Michelle Cunha
(Foto: Divulgação)
Exagerada. Colorida. Vibrante. Para Michelle Cunha, artista visual, ilustradora, muralista e arte educadora, só há - desde que entendeu que a vida era arte e a arte, sua vida – essa forma de enxergar o mundo. Com uma influência inconfundível do calor alegre e festivo de sua terra natal, o Pará, Michelle acaba de se tornar a primeira artista nortista a ser escolhida para ilustrar uma linha de produtos da Natura. O trabalho exuberante da paraense radicada em Brasília chamou a atenção da empresa, que enxergou em seus traços exatamente aquilo que buscavam para representar a edição comemorativa de 20 anos da Natura Ekos, marca que é símbolo da conexão com a Floresta Amazônica.
Para celebrar as duas décadas de existência, produtos da linha Castanha (hidratante, sabonete líquido para as mãos, creme para as mãos e creme para os pés) terão uma embalagem comemorativa criada por Michelle. Segundo a artista, que foi escolhida entre dezenas de profissionais, o processo foi longo e gratificante. “A principio queriam que eu fizesse algo digitalizado”, lembra Michelle, “mas o meu trabalho é com tinta e foi com esse trabalho que eles se identificaram, então fiz questão de pintar cada esboço. Foi uma trabalheira, pois cada alteração que me pediram eu tinha que redesenhar tudo, então foram dezenas de ilustrações, mas fiquei muito feliz com o resultado final”, conta a paraense.

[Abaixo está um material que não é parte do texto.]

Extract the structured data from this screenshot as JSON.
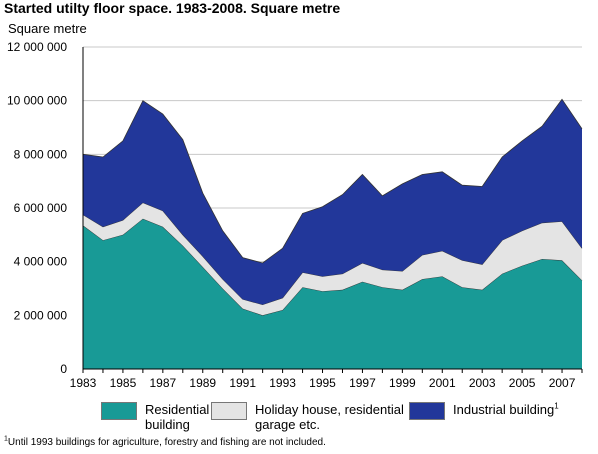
{
  "title": "Started utilty floor space. 1983-2008. Square metre",
  "footnote": {
    "marker": "1",
    "text": "Until 1993 buildings for agriculture, forestry and fishing are not included."
  },
  "chart_data": {
    "type": "area",
    "stacked": true,
    "ylabel": "Square metre",
    "ylim": [
      0,
      12000000
    ],
    "yticks": [
      0,
      2000000,
      4000000,
      6000000,
      8000000,
      10000000,
      12000000
    ],
    "ytick_labels": [
      "0",
      "2 000 000",
      "4 000 000",
      "6 000 000",
      "8 000 000",
      "10 000 000",
      "12 000 000"
    ],
    "xlim": [
      1983,
      2008
    ],
    "xticks": [
      1983,
      1985,
      1987,
      1989,
      1991,
      1993,
      1995,
      1997,
      1999,
      2001,
      2003,
      2005,
      2007
    ],
    "grid": "horizontal",
    "legend_position": "bottom",
    "x": [
      1983,
      1984,
      1985,
      1986,
      1987,
      1988,
      1989,
      1990,
      1991,
      1992,
      1993,
      1994,
      1995,
      1996,
      1997,
      1998,
      1999,
      2000,
      2001,
      2002,
      2003,
      2004,
      2005,
      2006,
      2007,
      2008
    ],
    "series": [
      {
        "name": "Residential building",
        "color": "#189a96",
        "values": [
          5350000,
          4800000,
          5000000,
          5600000,
          5300000,
          4600000,
          3800000,
          3000000,
          2250000,
          2000000,
          2200000,
          3050000,
          2900000,
          2950000,
          3250000,
          3050000,
          2950000,
          3350000,
          3450000,
          3050000,
          2950000,
          3550000,
          3850000,
          4100000,
          4050000,
          3300000
        ]
      },
      {
        "name": "Holiday house, residential garage etc.",
        "color": "#e4e4e4",
        "values": [
          400000,
          500000,
          550000,
          600000,
          600000,
          400000,
          400000,
          350000,
          350000,
          400000,
          450000,
          550000,
          550000,
          600000,
          700000,
          650000,
          700000,
          900000,
          950000,
          1000000,
          950000,
          1250000,
          1300000,
          1350000,
          1450000,
          1200000
        ]
      },
      {
        "name": "Industrial building",
        "name_marker": "1",
        "color": "#22379a",
        "values": [
          2250000,
          2600000,
          2950000,
          3800000,
          3600000,
          3550000,
          2350000,
          1800000,
          1550000,
          1550000,
          1850000,
          2200000,
          2600000,
          2950000,
          3300000,
          2750000,
          3250000,
          3000000,
          2950000,
          2800000,
          2900000,
          3100000,
          3350000,
          3600000,
          4550000,
          4450000
        ]
      }
    ]
  }
}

Michelle comemora o reconhecimento não apenas no que diz respeito à sua trajetória profissional, mas também como um marco simbólico para dar visibilidade à arte e também às mulheres artistas da região Norte. “É bastante gratificante e simbólico pra mim ser a primeira artista paraense que desenha para essa linha de produtos com insumos da Amazônia˜, diz. “A Natura está há 20 anos na região Norte coletando os insumos da Amazônia e nunca uma artista de lá havia sido convidada para fazer esse trabalho, então é uma questão de representativade e visibilidade. É uma porta que demorou, mas que finalmente se abriu não só pra mim como para outras manas artistas paraenses. Por mais visibilidade e reconhecimento de que existimos, produzimos coisas maravilhosas e resistimos sendo mulheres artistas da Amazônia”, celebra.